NEW DELHI:
The Goods and Services Tax (GST)
Council will actively discourage any further tweaks in rates, following
a major revamp of the indirect tax regime on Friday to help small
industries and exporters.
A concept paper adopted by the council says no manufactured goods should be given outright exemption as this would hinder the Make in India
initiative. States should opt for direct subsidy transfers if they want
to reduce tax incidence on any item. This suggests that companies
looking for such breaks like Apple would not be able to get any outright tax exemptions.
"The whole idea is to look at the issue of rate revision afresh...
There should be no ad hocism in rate revision," said a government
official familiar with the thinking behind the concept paper that will
guide changes to tax rates from now on.
The key principles
in the concept paper include one that manufactured goods should not be
placed in the nil bracket as it would then face nil customs duty,
impacting the domestic manufacturing adversely.
"As a rule
no manufactured good shall be exempt from GST," according to the paper,
which was approved by the council on Friday. ET has seen a copy of the
paper.
On Friday, the council raised the composition scheme
threshold to Rs 1 crore from Rs 75 lakh, allowed smaller businesses
with a turnover of up to Rs 1.5 crore to pay tax and file returns
quarterly instead of monthly and exempted exporters from payment of tax
under various promotion schemes among other decisions. The changes in
GST, which was rolled out nationally on July 1, were made in response to
industry feedback.
Any revision will also be carried out
keeping in view that there is no blockage of input tax credit or the
creation of an inverted duty structure in which input is higher than the
finished product, the officials said.
Further, changes in tax rates will be considered after a period of at least three months, allowing them to settle in first.
The concept paper stated that the GST rate of 28 per cent should be
reviewed after three months based on the criteria that have been
decided. Goods that yield high revenue, luxury goods and sin goods will
not be considered for revision despite being in the highest rate
bracket. Revision could be considered for goods of mass consumption or
public interest; intermediate goods that are used in
business-to-business supplies; goods manufactured by small and medium
enterprises; and export-related items.
Tax experts said this will keep the tax structure stable.

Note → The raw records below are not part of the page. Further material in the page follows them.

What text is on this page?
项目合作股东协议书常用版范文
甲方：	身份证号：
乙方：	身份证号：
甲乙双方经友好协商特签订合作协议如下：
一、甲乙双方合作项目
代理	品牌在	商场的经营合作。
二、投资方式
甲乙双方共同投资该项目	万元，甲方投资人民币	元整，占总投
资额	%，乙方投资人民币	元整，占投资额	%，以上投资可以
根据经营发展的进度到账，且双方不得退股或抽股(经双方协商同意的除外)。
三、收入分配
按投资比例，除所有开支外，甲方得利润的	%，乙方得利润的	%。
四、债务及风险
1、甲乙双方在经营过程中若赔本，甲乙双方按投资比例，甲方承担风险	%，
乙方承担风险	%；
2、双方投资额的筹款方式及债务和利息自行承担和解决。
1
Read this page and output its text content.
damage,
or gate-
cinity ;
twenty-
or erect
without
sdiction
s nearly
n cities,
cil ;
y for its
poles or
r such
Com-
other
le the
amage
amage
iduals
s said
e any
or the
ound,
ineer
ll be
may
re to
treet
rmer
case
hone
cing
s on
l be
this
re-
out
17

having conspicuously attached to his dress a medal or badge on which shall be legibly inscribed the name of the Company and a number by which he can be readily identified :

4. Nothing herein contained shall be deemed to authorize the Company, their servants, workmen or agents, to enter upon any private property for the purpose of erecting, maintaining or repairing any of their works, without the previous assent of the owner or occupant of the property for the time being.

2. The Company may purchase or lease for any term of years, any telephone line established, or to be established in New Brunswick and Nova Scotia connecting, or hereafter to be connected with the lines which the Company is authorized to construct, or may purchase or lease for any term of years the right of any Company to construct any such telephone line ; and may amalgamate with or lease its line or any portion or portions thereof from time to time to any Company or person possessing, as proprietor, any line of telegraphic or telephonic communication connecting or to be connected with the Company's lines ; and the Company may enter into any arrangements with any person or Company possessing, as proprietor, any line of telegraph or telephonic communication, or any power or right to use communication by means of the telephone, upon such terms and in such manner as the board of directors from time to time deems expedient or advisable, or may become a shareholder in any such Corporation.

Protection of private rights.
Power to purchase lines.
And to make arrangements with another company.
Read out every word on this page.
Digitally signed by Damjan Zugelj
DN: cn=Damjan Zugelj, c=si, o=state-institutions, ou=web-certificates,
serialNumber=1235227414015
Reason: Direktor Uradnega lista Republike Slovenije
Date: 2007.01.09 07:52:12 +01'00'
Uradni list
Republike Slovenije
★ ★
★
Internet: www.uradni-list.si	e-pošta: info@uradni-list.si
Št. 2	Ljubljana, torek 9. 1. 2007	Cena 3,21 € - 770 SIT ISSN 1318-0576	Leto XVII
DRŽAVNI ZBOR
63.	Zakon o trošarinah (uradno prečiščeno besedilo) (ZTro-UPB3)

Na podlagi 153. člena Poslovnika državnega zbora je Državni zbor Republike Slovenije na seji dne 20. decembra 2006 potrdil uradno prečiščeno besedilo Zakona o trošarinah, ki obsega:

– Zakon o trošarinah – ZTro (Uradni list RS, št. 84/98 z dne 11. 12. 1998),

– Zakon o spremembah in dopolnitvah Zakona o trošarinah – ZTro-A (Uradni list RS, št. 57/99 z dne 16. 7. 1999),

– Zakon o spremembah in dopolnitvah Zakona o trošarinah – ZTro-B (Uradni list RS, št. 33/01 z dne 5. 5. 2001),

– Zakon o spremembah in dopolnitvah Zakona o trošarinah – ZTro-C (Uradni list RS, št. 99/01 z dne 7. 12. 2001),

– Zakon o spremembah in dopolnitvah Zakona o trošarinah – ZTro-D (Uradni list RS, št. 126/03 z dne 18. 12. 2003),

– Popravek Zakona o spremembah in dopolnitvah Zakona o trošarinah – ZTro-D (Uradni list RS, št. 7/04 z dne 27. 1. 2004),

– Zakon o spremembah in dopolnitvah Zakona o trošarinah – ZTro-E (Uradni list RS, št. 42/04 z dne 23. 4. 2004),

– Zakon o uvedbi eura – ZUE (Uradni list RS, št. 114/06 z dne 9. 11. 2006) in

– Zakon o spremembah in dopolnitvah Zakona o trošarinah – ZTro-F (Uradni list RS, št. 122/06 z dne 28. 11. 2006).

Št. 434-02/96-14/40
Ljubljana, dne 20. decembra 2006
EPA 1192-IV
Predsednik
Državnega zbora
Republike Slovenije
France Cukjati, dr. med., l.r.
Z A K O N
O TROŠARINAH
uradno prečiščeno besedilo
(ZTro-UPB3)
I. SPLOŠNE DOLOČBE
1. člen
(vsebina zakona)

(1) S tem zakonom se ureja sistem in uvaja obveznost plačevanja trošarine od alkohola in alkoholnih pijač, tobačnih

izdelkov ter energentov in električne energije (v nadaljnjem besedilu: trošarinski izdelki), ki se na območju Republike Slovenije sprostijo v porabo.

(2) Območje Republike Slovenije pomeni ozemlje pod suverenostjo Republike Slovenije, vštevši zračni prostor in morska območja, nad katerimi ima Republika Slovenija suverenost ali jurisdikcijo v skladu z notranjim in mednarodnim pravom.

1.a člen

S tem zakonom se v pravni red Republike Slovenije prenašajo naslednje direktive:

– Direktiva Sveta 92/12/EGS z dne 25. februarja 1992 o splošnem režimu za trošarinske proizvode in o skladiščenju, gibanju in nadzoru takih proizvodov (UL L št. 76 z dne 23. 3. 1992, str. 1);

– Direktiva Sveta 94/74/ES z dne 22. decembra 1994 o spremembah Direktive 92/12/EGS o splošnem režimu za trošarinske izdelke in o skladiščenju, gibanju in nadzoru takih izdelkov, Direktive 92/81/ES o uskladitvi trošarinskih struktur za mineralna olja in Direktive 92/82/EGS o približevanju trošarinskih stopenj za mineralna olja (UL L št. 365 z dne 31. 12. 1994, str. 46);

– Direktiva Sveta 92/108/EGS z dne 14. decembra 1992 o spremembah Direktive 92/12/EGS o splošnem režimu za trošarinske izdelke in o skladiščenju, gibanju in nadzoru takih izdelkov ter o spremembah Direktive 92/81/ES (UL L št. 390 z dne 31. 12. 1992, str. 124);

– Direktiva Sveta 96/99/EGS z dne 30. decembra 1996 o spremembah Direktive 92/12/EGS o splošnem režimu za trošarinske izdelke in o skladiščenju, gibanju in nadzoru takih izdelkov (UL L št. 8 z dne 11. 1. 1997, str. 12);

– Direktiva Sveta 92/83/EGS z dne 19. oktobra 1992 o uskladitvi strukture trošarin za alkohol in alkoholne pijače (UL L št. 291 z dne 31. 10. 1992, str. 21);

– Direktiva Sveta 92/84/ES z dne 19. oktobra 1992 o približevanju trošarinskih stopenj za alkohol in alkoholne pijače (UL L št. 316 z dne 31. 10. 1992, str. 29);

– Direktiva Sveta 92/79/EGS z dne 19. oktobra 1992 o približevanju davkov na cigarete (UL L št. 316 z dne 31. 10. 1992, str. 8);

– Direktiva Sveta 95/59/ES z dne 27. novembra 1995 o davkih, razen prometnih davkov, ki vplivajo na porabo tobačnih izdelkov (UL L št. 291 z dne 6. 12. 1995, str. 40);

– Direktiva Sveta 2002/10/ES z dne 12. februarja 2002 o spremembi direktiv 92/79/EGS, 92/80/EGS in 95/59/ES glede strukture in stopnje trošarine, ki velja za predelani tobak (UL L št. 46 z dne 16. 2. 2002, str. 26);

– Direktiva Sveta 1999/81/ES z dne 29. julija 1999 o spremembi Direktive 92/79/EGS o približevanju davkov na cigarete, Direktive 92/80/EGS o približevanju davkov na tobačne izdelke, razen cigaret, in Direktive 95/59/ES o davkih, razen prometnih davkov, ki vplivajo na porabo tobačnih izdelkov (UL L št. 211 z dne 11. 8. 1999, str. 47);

"Frequent and ad hoc changes in GST rates are definitely not
desirable... This mechanism would ensure that some general guidelines
are followed for deciding the rates in future, while making an exception
if needed," said Pratik Jain, leader, indirect taxes, PwC. Jain hopes
that many items in the 28 per cent slab will move to the lower bracket
of 18 per cent.
"Benefits of GST can only be realised if
rates are moderate," Jain said. The council had decided on fitment of
goods based on the principle of equivalence--tax incidence prior to
launch of GST. GST has four rate slabs—5, 12 per cent, 18 per cent and
28 per cent. There have been changes in a number of goods after the roll
out based on representations received from the industry. The council
moved more than two dozen items to lower slabs on Friday.